System Shock Review – IGN

System Shock Remake: A Modern Take on a Classic Game

System Shock, the iconic first-person shooter game from 1994, has been remade by Nightdive Studios. The game has been updated with modern conveniences that make it enjoyable for gamers for decades to come. In this new remake, players take on the role of a lone hacker on a space station far from home, fighting through horrible mutants and killer robots to take down SHODAN, the monstrous artificial intelligence behind it all.

Exploration Over Combat

While System Shock is nominally a shooter, it is more about exploring the labyrinth that is the TriOptimum Corporation’s Citadel space station. The player’s character, the hacker with their military-grade neural implant, is responsible for disabling SHODAN’s ethical limitations. As a result, SHODAN has created horrible cyborgs, mutants, and killer robots and is on a mission to export her godlike divinity to Earth proper.

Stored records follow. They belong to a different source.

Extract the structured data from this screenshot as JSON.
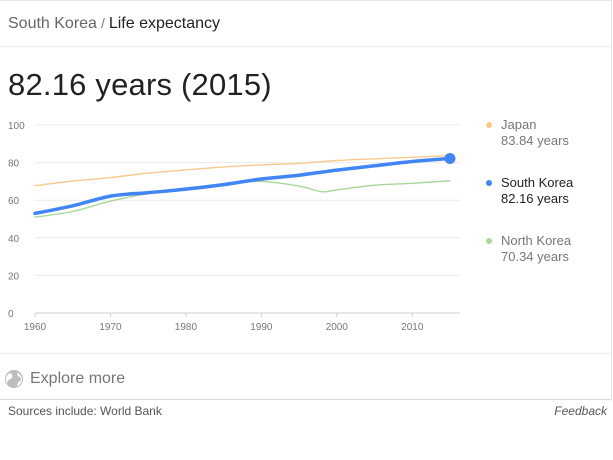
{
  "breadcrumb": {
    "country": "South Korea",
    "separator": "/",
    "topic": "Life expectancy"
  },
  "headline": "82.16 years (2015)",
  "legend": [
    {
      "name": "Japan",
      "value": "83.84 years",
      "color": "#f7c98e"
    },
    {
      "name": "South Korea",
      "value": "82.16 years",
      "color": "#4285f4"
    },
    {
      "name": "North Korea",
      "value": "70.34 years",
      "color": "#a8d79a"
    }
  ],
  "explore_label": "Explore more",
  "sources": "Sources include: World Bank",
  "feedback": "Feedback",
  "icons": {
    "explore": "globe-icon"
  },
  "chart_data": {
    "type": "line",
    "xlim": [
      1960,
      2015
    ],
    "ylim": [
      0,
      100
    ],
    "x_ticks": [
      1960,
      1970,
      1980,
      1990,
      2000,
      2010
    ],
    "y_ticks": [
      0,
      20,
      40,
      60,
      80,
      100
    ],
    "grid": true,
    "legend_position": "right",
    "series": [
      {
        "name": "Japan",
        "color": "#f7c98e",
        "x": [
          1960,
          1965,
          1970,
          1975,
          1980,
          1985,
          1990,
          1995,
          2000,
          2005,
          2010,
          2015
        ],
        "y": [
          67.7,
          70.2,
          72.0,
          74.4,
          76.1,
          77.7,
          78.8,
          79.6,
          81.1,
          82.0,
          82.8,
          83.84
        ]
      },
      {
        "name": "South Korea",
        "color": "#4285f4",
        "x": [
          1960,
          1965,
          1970,
          1975,
          1980,
          1985,
          1990,
          1995,
          2000,
          2005,
          2010,
          2015
        ],
        "y": [
          53.0,
          57.0,
          62.2,
          64.0,
          65.9,
          68.3,
          71.3,
          73.3,
          76.0,
          78.3,
          80.6,
          82.16
        ]
      },
      {
        "name": "North Korea",
        "color": "#a8d79a",
        "x": [
          1960,
          1965,
          1970,
          1975,
          1980,
          1985,
          1990,
          1995,
          1998,
          2000,
          2005,
          2010,
          2015
        ],
        "y": [
          51.0,
          54.0,
          59.5,
          63.5,
          66.5,
          68.5,
          70.0,
          67.5,
          64.5,
          65.5,
          68.0,
          69.0,
          70.34
        ]
      }
    ],
    "highlight": {
      "series": "South Korea",
      "x": 2015,
      "y": 82.16
    }
  }
}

The game is old-school in terms of level design. It features deliberately-designed mazes of interconnecting corridors, rooms, and locked gates that provide an exciting challenge to learn your way around. There is no main-quest hand holding, so players have to explore and figure out the plans the crew had cooked up.

Explosive Combat

While the game is primarily about exploration, there is still a lot of combat to be done along the way. Players will have to bash, shoot, burn, and blow up some nasty monsters to escape the Citadel. Combat in this new System Shock emphasizes explosive action combined with stealth tactics.

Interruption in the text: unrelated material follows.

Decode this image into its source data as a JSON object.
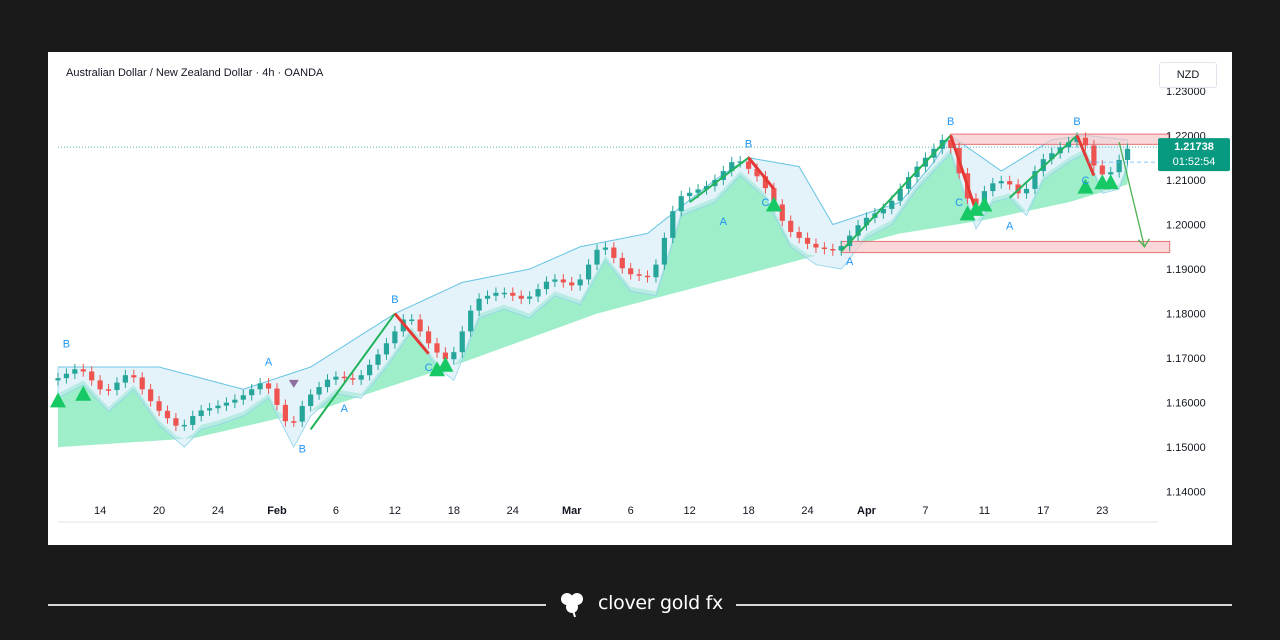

Boss fights that were once tedious encounters in the original game are now tense fights that require players to gather the right equipment from around the station to win. Players revive at the nearest medical chamber they’ve unlocked on death, with their gear and equipment intact. Rushing through levels can work, but it’s easier if players have found a way to revive nearby when they accidentally fall and die.

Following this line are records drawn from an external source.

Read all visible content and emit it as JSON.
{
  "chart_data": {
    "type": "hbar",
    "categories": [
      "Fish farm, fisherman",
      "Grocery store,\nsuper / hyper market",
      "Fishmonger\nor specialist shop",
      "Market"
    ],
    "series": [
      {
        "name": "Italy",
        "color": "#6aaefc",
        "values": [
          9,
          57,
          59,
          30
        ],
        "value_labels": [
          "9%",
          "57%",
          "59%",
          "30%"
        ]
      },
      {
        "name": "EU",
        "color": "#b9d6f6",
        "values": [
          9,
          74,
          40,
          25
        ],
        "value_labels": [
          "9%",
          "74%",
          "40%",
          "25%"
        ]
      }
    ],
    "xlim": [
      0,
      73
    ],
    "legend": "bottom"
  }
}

Cyberspace: A Boring Detour

The game’s weakest point is its cyberspace sections. Players find terminals that let them enter the station’s cyberspace mainframe, where reality is instead a kind of “six degrees of freedom” shooter with mediocre wireframe graphics. While the remake is very faithful to these sections by leaving them intact, they could often bore players to tears.

Overall, the System Shock remake is an amazing update of the classic game. The revamped visuals and effects, music, and sounds bring pure spaceborne cyberpunk vibes to the game. The game’s old-school level design and new combat mechanics make it a real FPS with unique enemy designs that require players to think and act cleverly.